Julie Ross readily agreed when former U.S. Rep. Pete Sessions asked her to speak at a town hall event in Richardson in 2017. But she wasn’t about to endorse the Republican’s plan to repeal the Affordable Care Act and replace it with a new health care law that would gut Medicaid and other programs that help her daughter who has Down syndrome. As someone who has a mental illness, Ross rarely turns down opportunities to advocate for people with disabilities. And she’ll work with any candidate from any political party. Politicians including presidential contender Beto O’Rourke, U.S. Rep. Colin Allred, state Rep. Morgan Meyer, Dallas mayoral candidate Miguel Solis and Dallas school board trustee Dustin Marshall have all sought her counsel on disability policy. The East Dallas neighbor with a background in human rights advocacy isn’t just fighting for herself and her two daughters. She hopes that her work on statewide organizations like The Arc of Texas and national groups like Americans Disabled for Attendant Programs Today will prevent homelessness, poverty, suicide and underemployment that are often symptoms of inequality in health care.
Her day-to-day responsibilities: I promote bills and try to get them passed at a state and federal level. I hope to inform the people who have the power to change the systems. I talk them to death and introduce them to people like my daughter to get them to care. People with disabilities are largely represented in terms of numbers but poorly represented in terms of advocates. We need to build allies who can continue to make changes for us.
Her favorite success story: My state Rep. Morgan Meyer in East Dallas carried a bill for me to eliminate adverse restraints for students with disabilities in the classroom. It looks like it will pass. I’ve been working with him since last session on the issue. He wouldn’t have done it if he hadn’t gotten to know my daughter. It’s putting a human face on the issue. To see him stand in front and demand that we do right, that’s evidence that we do have power and can make a difference in people’s lives.
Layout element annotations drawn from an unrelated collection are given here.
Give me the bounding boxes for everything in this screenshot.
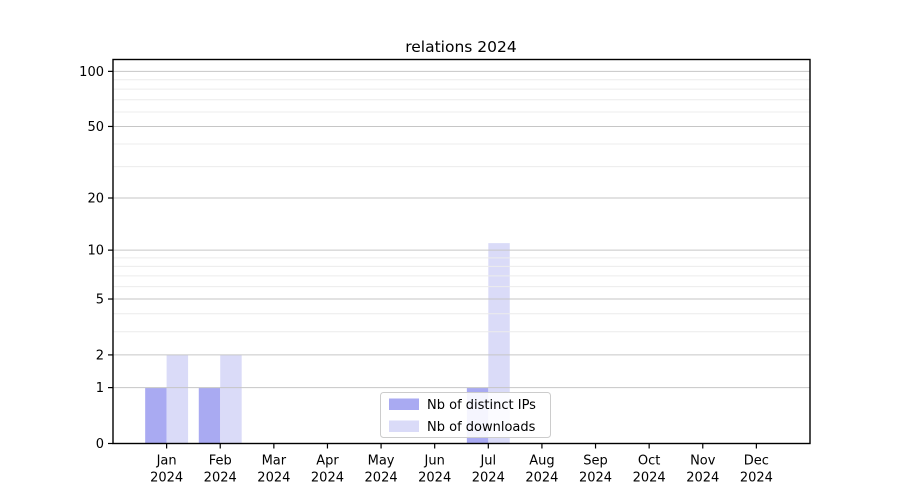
x-tick-label-month: Dec: [744, 454, 769, 469]
x-tick-label-year: 2024: [311, 471, 344, 486]
x-tick-label-year: 2024: [365, 471, 398, 486]
x-tick-label-month: Jun: [424, 454, 445, 469]
y-tick-label: 5: [96, 293, 104, 308]
legend-label-distinct-ips: Nb of distinct IPs: [427, 398, 536, 413]
legend-box: [380, 392, 551, 438]
legend-label-downloads: Nb of downloads: [427, 420, 536, 435]
x-tick-label-year: 2024: [472, 471, 505, 486]
bar: [145, 387, 167, 444]
x-tick-label-month: Mar: [262, 454, 287, 469]
x-tick-label-year: 2024: [686, 471, 719, 486]
x-tick-label-year: 2024: [204, 471, 237, 486]
y-tick-label: 0: [96, 437, 104, 452]
bar: [198, 387, 221, 444]
plot-frame: [112, 58, 811, 445]
x-tick-label-month: Apr: [316, 454, 339, 469]
y-tick-label: 10: [87, 244, 104, 259]
bar: [220, 354, 242, 444]
x-tick-label-month: May: [368, 454, 395, 469]
y-tick-label: 100: [79, 65, 104, 80]
x-tick-label-year: 2024: [418, 471, 451, 486]
x-tick-label-year: 2024: [579, 471, 612, 486]
legend-swatch-downloads: [389, 420, 419, 432]
x-tick-label-month: Oct: [638, 454, 660, 469]
chart-title: relations 2024: [405, 38, 517, 56]
x-tick-label-year: 2024: [740, 471, 773, 486]
x-tick-label-year: 2024: [525, 471, 558, 486]
axes-layer: 0 1 2 5 10 20 50 100 Jan 2024 Feb 2024 Mar 2024 Apr 202…: [79, 65, 773, 486]
legend-swatch-distinct-ips: [389, 398, 419, 410]
x-tick-label-year: 2024: [257, 471, 290, 486]
x-tick-label-month: Jan: [156, 454, 177, 469]
x-tick-label-year: 2024: [633, 471, 666, 486]
x-tick-label-month: Aug: [529, 454, 554, 469]
y-tick-label: 1: [96, 381, 104, 396]
x-tick-label-month: Sep: [583, 454, 608, 469]
x-tick-label-month: Feb: [209, 454, 232, 469]
x-tick-label-month: Nov: [690, 454, 716, 469]
legend: Nb of distinct IPs Nb of downloads: [380, 392, 551, 438]
y-tick-label: 20: [87, 192, 104, 207]
bar: [166, 354, 189, 444]
y-tick-label: 2: [96, 348, 104, 363]
grid-layer: [113, 70, 810, 389]
y-tick-label: 50: [87, 120, 104, 135]
x-tick-label-month: Jul: [479, 454, 496, 469]
x-tick-label-year: 2024: [150, 471, 183, 486]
How to improve care for people with disabilities: Our work is cut out for us. People with disabilities are more susceptible to police brutality. Women with disabilities are seven times more likely to be victims of sexual assault. People with mental disabilities are overrepresented in our prison population. You could face discrimination in employment if you say you have a mental disability. I think right now, a big concern is securing the progress we’ve made. No further attacks on the Affordable Care Act and Medicaid. In Texas, we institutionalize more people with disabilities than any other state. We need to make sure people with disabilities have access to services so they can live in their communities.
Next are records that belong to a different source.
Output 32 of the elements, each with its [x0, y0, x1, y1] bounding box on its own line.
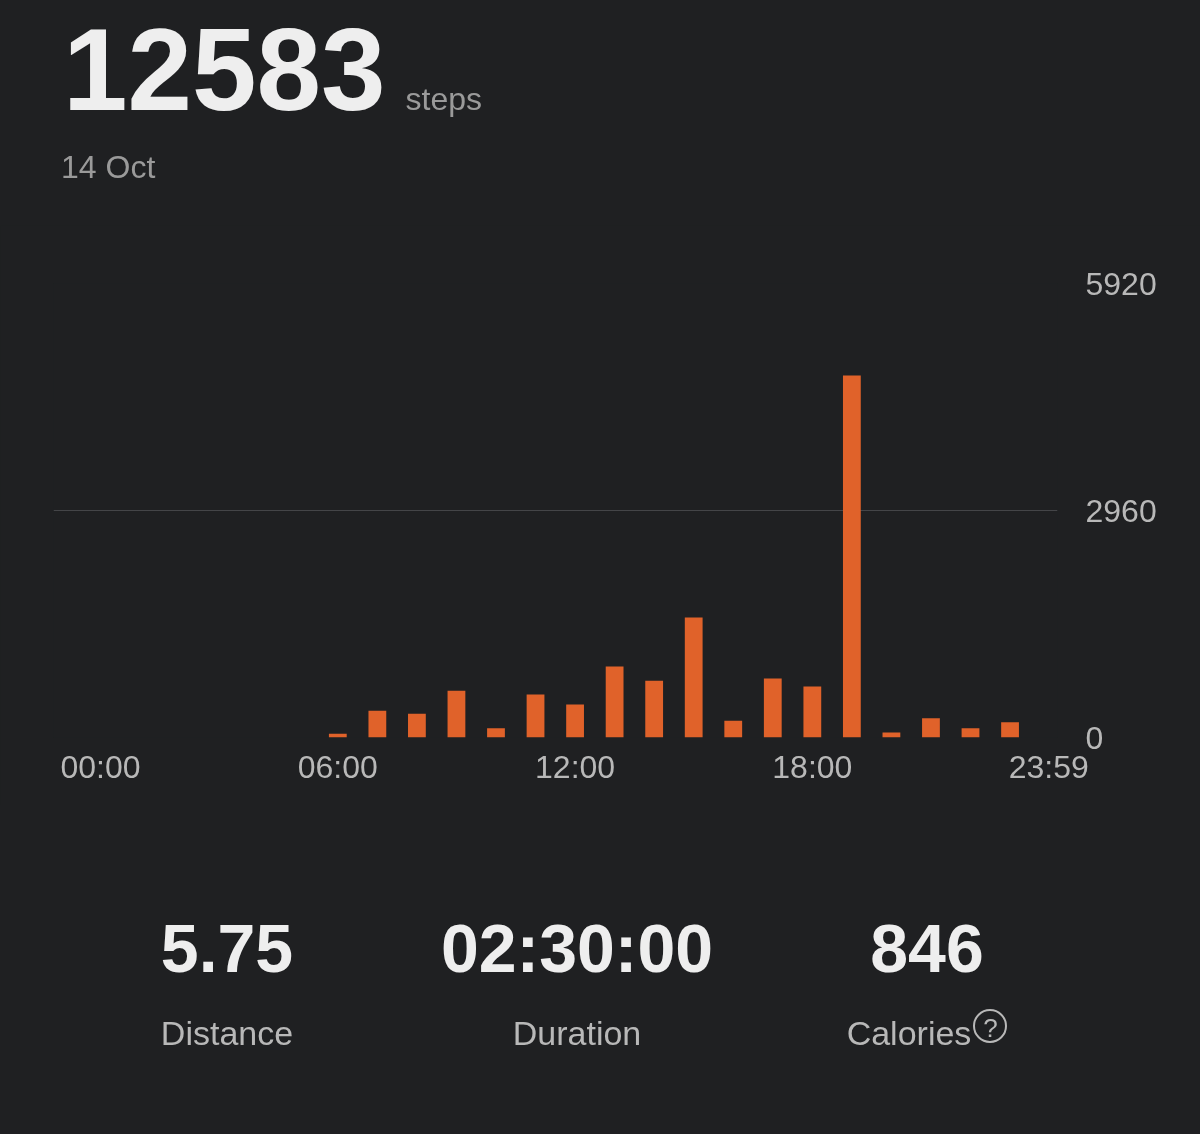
text: ?	[973, 1009, 1008, 1044]
bar	[922, 718, 940, 738]
bar	[961, 728, 980, 738]
bar	[526, 694, 545, 738]
text: 846	[869, 909, 985, 988]
bar	[1001, 722, 1019, 738]
chart-title: 12583	[63, 5, 386, 135]
text: Calories	[846, 1014, 972, 1053]
bar	[368, 710, 387, 738]
bar	[684, 617, 703, 738]
bar	[447, 690, 466, 738]
x-tick-label: 18:00	[772, 748, 853, 785]
y-tick-label: 2960	[1085, 492, 1157, 529]
x-tick-label: 12:00	[535, 748, 616, 785]
chart-subtitle: steps	[405, 81, 483, 117]
bar	[566, 704, 584, 738]
x-tick-label: 06:00	[297, 748, 378, 785]
bar	[487, 728, 505, 738]
text: 5.75	[159, 909, 295, 988]
bar	[605, 666, 624, 738]
text: Duration	[511, 1013, 643, 1055]
bar	[803, 686, 822, 738]
bar	[645, 680, 664, 738]
text: 14 Oct	[60, 148, 157, 187]
bar	[408, 713, 426, 738]
y-tick-label: 5920	[1085, 265, 1157, 302]
bar	[763, 678, 782, 738]
bar	[724, 720, 743, 738]
bar	[842, 375, 861, 738]
x-tick-label: 00:00	[60, 748, 141, 785]
text: Distance	[159, 1013, 295, 1055]
text: 02:30:00	[439, 909, 715, 988]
Her experience with mental illness: I have general anxiety disorder and depression. I take medication for those conditions. Access to mental health services and psychiatrists is critical for anyone, and it has been for me. I also have a chronic illness for migraines. I used to be denied coverage for that. When Obamacare passed, that was a big deal.
Her experience with discrimination: As a mother and a woman talking about mental illness, people judge you. When I would go to the hospital, they’d ask for a history of prior hospitalizations. When they see you’ve been hospitalized for psychiatric reasons, they’re going to relate to you in a different way. That’s a stigma that’s real.
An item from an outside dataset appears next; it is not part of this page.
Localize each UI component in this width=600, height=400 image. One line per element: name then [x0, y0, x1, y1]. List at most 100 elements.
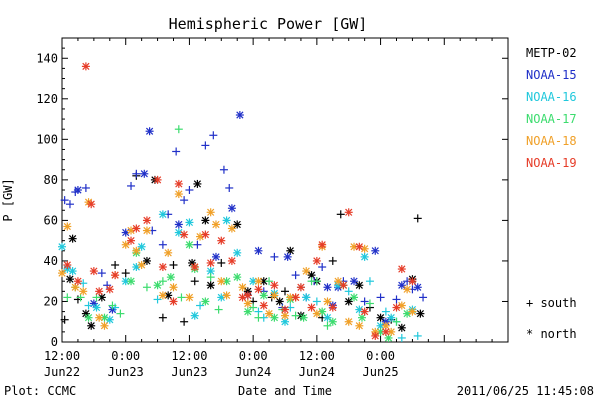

Volunteering in Argentina: Disability rights are an extension of human rights, so I went to Argentina to work with Mothers of the Disappeared. During military coups, the government rounded up people who were young and engaged politically and buried them in mass graves. I worked with survivors and people who had survived torture. I toured a maternity ward where children of political dissidents were stolen and given to military families to raise. The mothers were killed. It reminded me of family separations at the (United States-Mexico) border. Kids are raised in foster families when their parents are deported. The fact we are doing that in this country is horrific.
On being a fierce female: I love the idea of women being fierce and using their power, but we’re also flawed and fallible. For those with chronic illness, there’s a lot of guilt involved for not being as present as you want to be. There’s the idea that productivity is value, and disability hinders that. Disability is a natural part of life. Anyone can develop a disability at any time, but they can be accepted and valued.
What she’s most proud of: I’m most proud of my family. My husband has supported me with my mental illness and journey to recovery. To be a mother to my children is the greatest gift I’ll ever have. I want to protect them and the many others this issue impacts. It’s a way to pay it forward. There have been so many people on this journey before me.